[PATCH, PR43864] Gimple level duplicate block cleanup.

Wed Jun 8 10:09:00 GMT 2011

On Wed, Jun 8, 2011 at 11:42 AM, Tom de Vries <vries@codesourcery.com> wrote:
> Hi Richard,
>
> I have a patch for PR43864. The patch adds a gimple level duplicate block
> cleanup. The patch has been bootstrapped and reg-tested on x86_64, and
> reg-tested on ARM. The size impact on ARM for spec2000 is shown in the following
> table (%, lower is better).
>
>                     none            pic
>                thumb1  thumb2  thumb1 thumb2
> spec2000          99.9    99.9    99.8   99.8
>
> PR43864 is currently marked as a duplicate of PR20070, but I'm not sure that the
> optimizations proposed in PR20070 would fix this PR.
>
> The problem in this PR is that when compiling with -O2, the example below should
> only have one call to free. The original problem is formulated in terms of -Os,
> but currently we generate one call to free with -Os, although still not the
> smallest code possible. I'll show here the -O2 case, since that's similar to the
> original PR.
>
> #include <stdio.h>
> void foo (char*, FILE*);
> char* hprofStartupp(char *outputFileName, char *ctx)
> {
>    char fileName[1000];
>    FILE *fp;
>    sprintf(fileName, outputFileName);
>    if (access(fileName, 1) == 0) {
>        free(ctx);
>        return 0;
>    }
>
>    fp = fopen(fileName, 0);
>    if (fp == 0) {
>        free(ctx);
>        return 0;
>    }
>
>    foo(outputFileName, fp);
>
>    return ctx;
> }
>
> AFAIU, there are 2 complementary methods of rtl optimizations proposed in PR20070.
> - Merging 2 blocks which are identical expect for input registers, by using a
>  conditional move to choose between the different input registers.
> - Merging 2 blocks which have different local registers, by ignoring those
>  differences
>
> Blocks .L6 and.L7 have no difference in local registers, but they have a
> difference in input registers: r3 and r1. Replacing the move to r5 by a
> conditional move would probably be benificial in terms of size, but it's not
> clear what condition the conditional move should be using.
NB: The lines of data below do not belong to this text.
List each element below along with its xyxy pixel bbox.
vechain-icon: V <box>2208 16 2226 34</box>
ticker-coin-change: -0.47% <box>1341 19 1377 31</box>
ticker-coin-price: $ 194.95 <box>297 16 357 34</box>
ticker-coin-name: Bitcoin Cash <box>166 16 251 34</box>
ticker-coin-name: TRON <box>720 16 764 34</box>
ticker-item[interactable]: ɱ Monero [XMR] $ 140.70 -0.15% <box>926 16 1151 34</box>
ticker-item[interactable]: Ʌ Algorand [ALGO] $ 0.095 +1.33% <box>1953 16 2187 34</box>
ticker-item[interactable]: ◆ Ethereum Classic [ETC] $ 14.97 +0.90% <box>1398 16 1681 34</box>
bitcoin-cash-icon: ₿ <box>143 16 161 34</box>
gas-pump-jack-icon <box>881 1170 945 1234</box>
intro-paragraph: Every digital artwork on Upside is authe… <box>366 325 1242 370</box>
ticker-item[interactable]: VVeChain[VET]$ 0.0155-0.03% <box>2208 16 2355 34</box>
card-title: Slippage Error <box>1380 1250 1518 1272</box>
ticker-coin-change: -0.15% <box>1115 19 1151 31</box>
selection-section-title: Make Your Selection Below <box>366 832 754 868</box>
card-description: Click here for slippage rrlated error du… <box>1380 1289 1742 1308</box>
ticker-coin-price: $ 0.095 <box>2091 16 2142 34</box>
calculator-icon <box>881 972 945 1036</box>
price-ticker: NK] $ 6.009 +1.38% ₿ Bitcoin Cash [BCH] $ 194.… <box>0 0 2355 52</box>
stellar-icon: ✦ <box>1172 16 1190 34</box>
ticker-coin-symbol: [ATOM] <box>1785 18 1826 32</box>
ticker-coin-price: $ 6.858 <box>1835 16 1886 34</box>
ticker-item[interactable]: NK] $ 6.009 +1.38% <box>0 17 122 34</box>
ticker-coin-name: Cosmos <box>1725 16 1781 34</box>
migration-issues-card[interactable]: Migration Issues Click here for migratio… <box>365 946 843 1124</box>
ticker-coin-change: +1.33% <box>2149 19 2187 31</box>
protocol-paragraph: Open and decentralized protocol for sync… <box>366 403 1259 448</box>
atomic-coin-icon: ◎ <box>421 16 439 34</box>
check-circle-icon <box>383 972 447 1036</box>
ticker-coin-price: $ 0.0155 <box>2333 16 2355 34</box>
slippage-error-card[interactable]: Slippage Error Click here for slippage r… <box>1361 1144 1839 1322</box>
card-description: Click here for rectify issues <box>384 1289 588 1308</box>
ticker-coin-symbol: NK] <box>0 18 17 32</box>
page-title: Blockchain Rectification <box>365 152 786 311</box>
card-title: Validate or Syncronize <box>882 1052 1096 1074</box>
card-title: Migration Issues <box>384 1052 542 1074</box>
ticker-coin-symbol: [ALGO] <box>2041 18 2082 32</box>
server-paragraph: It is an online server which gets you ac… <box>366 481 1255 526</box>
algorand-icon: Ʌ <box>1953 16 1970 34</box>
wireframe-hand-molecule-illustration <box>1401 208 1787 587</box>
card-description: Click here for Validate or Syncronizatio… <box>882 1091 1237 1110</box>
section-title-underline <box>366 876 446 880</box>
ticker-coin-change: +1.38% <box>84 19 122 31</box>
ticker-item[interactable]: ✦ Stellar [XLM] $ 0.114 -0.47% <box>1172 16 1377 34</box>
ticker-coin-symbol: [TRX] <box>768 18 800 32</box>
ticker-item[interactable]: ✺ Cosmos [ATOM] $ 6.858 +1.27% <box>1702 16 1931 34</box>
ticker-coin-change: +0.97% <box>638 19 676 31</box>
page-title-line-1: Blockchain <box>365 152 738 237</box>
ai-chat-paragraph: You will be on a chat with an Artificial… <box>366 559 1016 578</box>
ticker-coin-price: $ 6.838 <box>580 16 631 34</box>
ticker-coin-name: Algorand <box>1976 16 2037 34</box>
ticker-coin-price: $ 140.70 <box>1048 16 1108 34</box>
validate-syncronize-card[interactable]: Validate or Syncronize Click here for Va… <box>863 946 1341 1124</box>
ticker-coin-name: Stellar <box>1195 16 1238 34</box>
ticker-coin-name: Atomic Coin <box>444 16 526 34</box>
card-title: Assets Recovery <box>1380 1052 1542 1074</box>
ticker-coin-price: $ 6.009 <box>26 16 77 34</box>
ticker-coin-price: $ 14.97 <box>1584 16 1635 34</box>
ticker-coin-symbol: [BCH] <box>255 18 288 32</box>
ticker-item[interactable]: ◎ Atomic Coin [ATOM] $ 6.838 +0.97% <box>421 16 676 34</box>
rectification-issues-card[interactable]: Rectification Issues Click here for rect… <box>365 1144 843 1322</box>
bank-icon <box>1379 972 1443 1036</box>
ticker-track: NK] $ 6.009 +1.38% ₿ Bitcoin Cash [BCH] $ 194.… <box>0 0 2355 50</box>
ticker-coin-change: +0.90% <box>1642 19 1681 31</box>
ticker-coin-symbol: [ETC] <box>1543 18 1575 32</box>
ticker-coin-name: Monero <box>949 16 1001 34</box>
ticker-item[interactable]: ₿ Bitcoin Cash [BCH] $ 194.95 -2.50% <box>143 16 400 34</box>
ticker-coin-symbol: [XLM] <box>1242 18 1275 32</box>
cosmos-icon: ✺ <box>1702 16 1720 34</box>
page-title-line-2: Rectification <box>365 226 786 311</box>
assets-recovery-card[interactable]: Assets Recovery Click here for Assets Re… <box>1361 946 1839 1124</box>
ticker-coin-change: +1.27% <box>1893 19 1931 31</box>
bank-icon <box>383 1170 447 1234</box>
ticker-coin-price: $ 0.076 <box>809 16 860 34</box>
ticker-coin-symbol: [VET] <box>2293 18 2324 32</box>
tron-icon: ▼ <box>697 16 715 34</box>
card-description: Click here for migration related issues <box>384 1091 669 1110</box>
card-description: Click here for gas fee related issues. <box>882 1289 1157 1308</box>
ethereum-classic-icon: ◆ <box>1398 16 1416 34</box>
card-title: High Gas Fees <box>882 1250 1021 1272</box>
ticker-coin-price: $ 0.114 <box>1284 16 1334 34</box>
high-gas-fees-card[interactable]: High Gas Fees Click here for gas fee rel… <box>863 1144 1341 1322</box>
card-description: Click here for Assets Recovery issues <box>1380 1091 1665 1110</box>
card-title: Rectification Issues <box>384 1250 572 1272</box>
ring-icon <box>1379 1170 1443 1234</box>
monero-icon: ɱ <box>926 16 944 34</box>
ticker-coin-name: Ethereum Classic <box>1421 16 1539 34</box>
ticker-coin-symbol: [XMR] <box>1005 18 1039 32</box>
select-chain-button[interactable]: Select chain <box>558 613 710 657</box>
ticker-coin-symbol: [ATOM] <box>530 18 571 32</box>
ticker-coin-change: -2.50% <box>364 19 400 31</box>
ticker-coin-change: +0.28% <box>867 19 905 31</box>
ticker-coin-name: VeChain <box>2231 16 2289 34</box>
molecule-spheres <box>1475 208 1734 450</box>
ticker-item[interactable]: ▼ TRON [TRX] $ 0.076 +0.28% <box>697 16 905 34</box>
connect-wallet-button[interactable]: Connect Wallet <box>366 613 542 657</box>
Calculating such a
> condition would add in size and increase the execution path.
>
> gcc -O2 -march=armv7-a -mthumb pr43864.c -S:
> ...
>        push    {r4, r5, lr}
>        mov     r4, r0
>        sub     sp, sp, #1004
>        mov     r5, r1
>        mov     r0, sp
>        mov     r1, r4
>        bl      sprintf
>        mov     r0, sp
>        movs    r1, #1
>        bl      access
>        mov     r3, r0
>        cbz     r0, .L6
>        movs    r1, #0
>        mov     r0, sp
>        bl      fopen
>        mov     r1, r0
>        cbz     r0, .L7
>        mov     r0, r4
>        bl      foo
> .L3:
>        mov     r0, r5
>        add     sp, sp, #1004
>        pop     {r4, r5, pc}
> .L6:
>        mov     r0, r5
>        mov     r5, r3
>        bl      free
>        b       .L3
> .L7:
>        mov     r0, r5
>        mov     r5, r1
>        bl      free
>        b       .L3
> ...
>
> The proposed patch solved the problem by dealing with the 2 blocks at a level
> when they are still identical: at gimple level. It detect that the 2 blocks are
> identical, and removes one of them.
>
> The following table shows the impact of the patch on the example in terms of
> size for -march=armv7-a:
>
>          without     with    delta
> Os      :     108      104       -4
> O2      :     120      104      -16
> Os thumb:      68       64       -4
> O2 thumb:      76       64      -12
>
> The gain in size for -O2 is that of removing the entire block, plus the
> replacement of 2 moves by a constant set, which also decreases the execution
> path. The patch ensures optimal code for both -O2 and -Os.
>
>
> By keeping track of equivalent definitions in the 2 blocks, we can ignore those
> differences in comparison. Without this feature, we would only match blocks with
> resultless operations, due the the ssa-nature of gimples.
> For example, with this feature, we reduce the following function to its minimum
> at gimple level, rather than at rtl level.
>
> int f(int c, int b, int d)
> {
>  int r, e;
>
>  if (c)
>    r = b + d;
>  else
>    {
>      e = b + d;
>      r = e;
>    }
>
>  return r;
> }
>
> ;; Function f (f)
>
> f (int c, int b, int d)
> {
>  int e;
>
> <bb 2>:
>  e_6 = b_3(D) + d_4(D);
>  return e_6;
>
> }
>
> I'll send the patch with the testcases in a separate email.
>
> OK for trunk?

I don't like that you hook this into cleanup_tree_cfg - that is called
_way_ too often.

This also duplicates the literal matching done on the RTL level - instead
I think this optimization would be more related to value-numbering
(either that of SCCVN/FRE/PRE or that of DOM which also does
jump-threading).

Richard.

> Thanks,
> - Tom
>
> 2011-06-08  Tom de Vries  <tom@codesourcery.com>
>
>        PR middle-end/43864
>        * tree-cfgcleanup.c (int_int_splay_lookup, int_int_splay_insert)
>        (int_int_splay_node_contained_in, int_int_splay_contained_in)
>        (equiv_lookup, equiv_insert, equiv_contained_in, equiv_init)
>        (equiv_delete, gimple_base_equal_p, pt_solution_equal_p, gimple_equal_p)
>        (bb_gimple_equal_p, update_debug_stmts, cleanup_duplicate_preds_1)
>        (same_or_local_phi_alternatives, cleanup_duplicate_preds): New function.
>        (cleanup_tree_cfg_bb): Use cleanup_duplicate_preds.
>